CLSA’s Rita Lau seconded her view, adding that Southeast Asian companies with a “China angle” will find themselves in a more favourable position to target a Hong Kong listing. “I think for companies to list in Hong Kong, it would be much easier for them to be connected with investors if they have that China angle to start with.”
Moreover, Hong Kong’s Stock Connect programme, which allows eligible Hong Kong-listed companies to access mainland China’s markets, presents a compelling opportunity for Southeast Asian companies. Wong stated, “The regime has also been expanded to cover foreign companies. So even if you are an Indonesia- or Malaysia-incorporated company, as long as you are primarily listed in Hong Kong and become eligible, being one of the constituent stocks of the Hang Seng Composite Index above the minimum market capitalisation requirement, then you will be able to tap into the vast pool of Chinese investors.”
For Southeast Asian companies considering a Hong Kong listing, careful planning and preparation are crucial. “Getting a listing in Hong Kong will take some preparation,” emphasised Wong.
Furthermore, Wong highlighted the importance of adhering to HKEX’s timelines. “For Southeast Asian firms, given time is needed to get familiar with the markets, allow yourself slightly more time on that. And also plan for the entire listing cycle, application cycle, that would also be crucial for a smooth listing process.”
Mirroring the importance of timely execution, Katherine Ng added, “In October of 2024, we introduced a streamlined approval process for new listings, where we are committed to complete an application within 40 business days with no more than two rounds of regulatory review. This will provide issuers more certainty over the IPO review process and allows for more efficient and effective timetable planning.”
Ng also highlighted that an IPO is the first of many steps in the capital-raising cycle. HKEX is committed to assisting companies at every stage of their development, recognising that secondary fundraising plays an essential role in this support.
Responding to market dynamics in 2025, each panellist shared their views on US President Donald Trump’s policies and the potential impact on markets. Ng emphasised the importance of resilience and adaptability.
She stated: “Last time when Donald Trump was President, our markets demonstrated robustness and resiliency. We’re currently doing a lot more strategic partnerships with other stock exchanges, Southeast Asia being an important region that we’re focused on. We’re also doing a lot of work with the Middle East. So yes, uncertainty may continue, but hopefully there will be great opportunities ahead of us,” she concluded.
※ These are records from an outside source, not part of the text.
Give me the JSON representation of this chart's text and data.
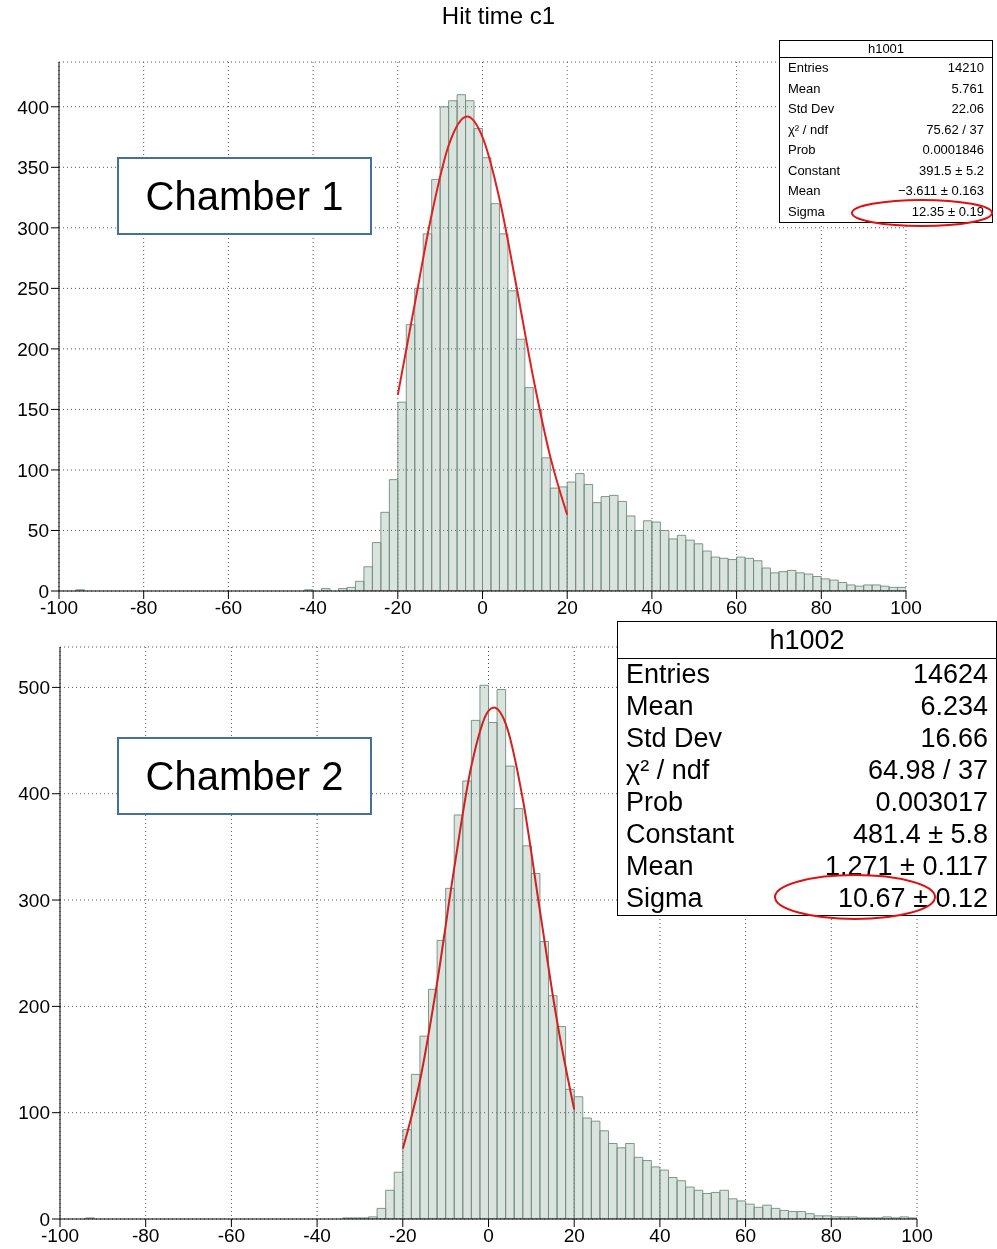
{
  "chart_data": [
    {
      "type": "histogram",
      "title": "Hit time c1",
      "bins": [
        -100,
        -98,
        -96,
        -94,
        -92,
        -90,
        -88,
        -86,
        -84,
        -82,
        -80,
        -78,
        -76,
        -74,
        -72,
        -70,
        -68,
        -66,
        -64,
        -62,
        -60,
        -58,
        -56,
        -54,
        -52,
        -50,
        -48,
        -46,
        -44,
        -42,
        -40,
        -38,
        -36,
        -34,
        -32,
        -30,
        -28,
        -26,
        -24,
        -22,
        -20,
        -18,
        -16,
        -14,
        -12,
        -10,
        -8,
        -6,
        -4,
        -2,
        0,
        2,
        4,
        6,
        8,
        10,
        12,
        14,
        16,
        18,
        20,
        22,
        24,
        26,
        28,
        30,
        32,
        34,
        36,
        38,
        40,
        42,
        44,
        46,
        48,
        50,
        52,
        54,
        56,
        58,
        60,
        62,
        64,
        66,
        68,
        70,
        72,
        74,
        76,
        78,
        80,
        82,
        84,
        86,
        88,
        90,
        92,
        94,
        96,
        98,
        100
      ],
      "series": [
        {
          "type": "histogram",
          "color": "#6f8f7e",
          "values": [
            0,
            0,
            1,
            0,
            0,
            0,
            0,
            0,
            0,
            0,
            0,
            0,
            0,
            0,
            0,
            0,
            0,
            0,
            0,
            0,
            0,
            0,
            0,
            0,
            0,
            0,
            0,
            0,
            0,
            1,
            0,
            2,
            0,
            2,
            3,
            8,
            20,
            40,
            65,
            92,
            156,
            220,
            250,
            295,
            340,
            400,
            405,
            410,
            405,
            382,
            358,
            320,
            295,
            248,
            208,
            168,
            150,
            110,
            85,
            86,
            90,
            97,
            88,
            73,
            78,
            79,
            74,
            62,
            50,
            58,
            57,
            50,
            43,
            46,
            42,
            39,
            33,
            28,
            27,
            26,
            28,
            27,
            25,
            19,
            15,
            16,
            17,
            15,
            14,
            12,
            10,
            9,
            7,
            5,
            4,
            5,
            5,
            4,
            3,
            3
          ]
        },
        {
          "type": "line",
          "color": "#e02020",
          "x": [
            -20,
            -16,
            -12,
            -8,
            -3.611,
            0,
            4,
            8,
            12,
            16,
            20
          ],
          "values": [
            162,
            237,
            311,
            368,
            392,
            375,
            324,
            252,
            176,
            111,
            63
          ]
        }
      ],
      "xlim": [
        -100,
        100
      ],
      "xticks": [
        -100,
        -80,
        -60,
        -40,
        -20,
        0,
        20,
        40,
        60,
        80,
        100
      ],
      "ylim": [
        0,
        437
      ],
      "yticks": [
        0,
        50,
        100,
        150,
        200,
        250,
        300,
        350,
        400
      ],
      "grid": true,
      "annotations": [
        "Chamber 1",
        "h1001",
        "Entries",
        "14210",
        "Mean",
        "5.761",
        "Std Dev",
        "22.06",
        "χ² / ndf",
        "75.62 / 37",
        "Prob",
        "0.0001846",
        "Constant",
        "391.5 ± 5.2",
        "Mean",
        "−3.611 ± 0.163",
        "Sigma",
        "12.35 ± 0.19"
      ]
    },
    {
      "type": "histogram",
      "bins": [
        -100,
        -98,
        -96,
        -94,
        -92,
        -90,
        -88,
        -86,
        -84,
        -82,
        -80,
        -78,
        -76,
        -74,
        -72,
        -70,
        -68,
        -66,
        -64,
        -62,
        -60,
        -58,
        -56,
        -54,
        -52,
        -50,
        -48,
        -46,
        -44,
        -42,
        -40,
        -38,
        -36,
        -34,
        -32,
        -30,
        -28,
        -26,
        -24,
        -22,
        -20,
        -18,
        -16,
        -14,
        -12,
        -10,
        -8,
        -6,
        -4,
        -2,
        0,
        2,
        4,
        6,
        8,
        10,
        12,
        14,
        16,
        18,
        20,
        22,
        24,
        26,
        28,
        30,
        32,
        34,
        36,
        38,
        40,
        42,
        44,
        46,
        48,
        50,
        52,
        54,
        56,
        58,
        60,
        62,
        64,
        66,
        68,
        70,
        72,
        74,
        76,
        78,
        80,
        82,
        84,
        86,
        88,
        90,
        92,
        94,
        96,
        98,
        100
      ],
      "series": [
        {
          "type": "histogram",
          "color": "#6f8f7e",
          "values": [
            0,
            0,
            0,
            1,
            0,
            0,
            0,
            0,
            0,
            0,
            0,
            0,
            0,
            0,
            0,
            0,
            0,
            0,
            0,
            0,
            0,
            0,
            0,
            0,
            0,
            0,
            0,
            0,
            0,
            0,
            0,
            0,
            0,
            1,
            1,
            1,
            2,
            10,
            27,
            44,
            84,
            136,
            172,
            216,
            262,
            311,
            380,
            412,
            469,
            502,
            467,
            498,
            426,
            386,
            351,
            325,
            261,
            210,
            181,
            122,
            115,
            95,
            92,
            83,
            71,
            67,
            71,
            58,
            55,
            49,
            46,
            39,
            36,
            30,
            27,
            24,
            25,
            27,
            19,
            17,
            14,
            11,
            13,
            10,
            8,
            7,
            7,
            5,
            3,
            3,
            2,
            2,
            2,
            1,
            1,
            1,
            2,
            1,
            2,
            1
          ]
        },
        {
          "type": "line",
          "color": "#d02020",
          "x": [
            -20,
            -16,
            -12,
            -8,
            -4,
            0,
            1.271,
            4,
            8,
            12,
            16,
            20
          ],
          "values": [
            66,
            130,
            222,
            330,
            426,
            478,
            481,
            466,
            395,
            290,
            186,
            103
          ]
        }
      ],
      "xlim": [
        -100,
        100
      ],
      "xticks": [
        -100,
        -80,
        -60,
        -40,
        -20,
        0,
        20,
        40,
        60,
        80,
        100
      ],
      "ylim": [
        0,
        538
      ],
      "yticks": [
        0,
        100,
        200,
        300,
        400,
        500
      ],
      "grid": true,
      "annotations": [
        "Chamber 2",
        "h1002",
        "Entries",
        "14624",
        "Mean",
        "6.234",
        "Std Dev",
        "16.66",
        "χ² / ndf",
        "64.98 / 37",
        "Prob",
        "0.003017",
        "Constant",
        "481.4 ± 5.8",
        "Mean",
        "1.271 ± 0.117",
        "Sigma",
        "10.67 ± 0.12"
      ]
    }
  ]
}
HKEX added the Indonesia Stock Exchange (IDX) to its list of Recognised Stock Exchanges (RSEs) in 2023, opening the door for companies with a primary listing on IDX’s main market to apply for a secondary listing in Hong Kong. Over the years, it has signed similar arrangements with exchanges including Singapore Exchange, Saudi Exchange, Abu Dhabi Securities Exchange, and Dubai Financial Market. HKEX currently has 19 RSEs, according to the HKEX website.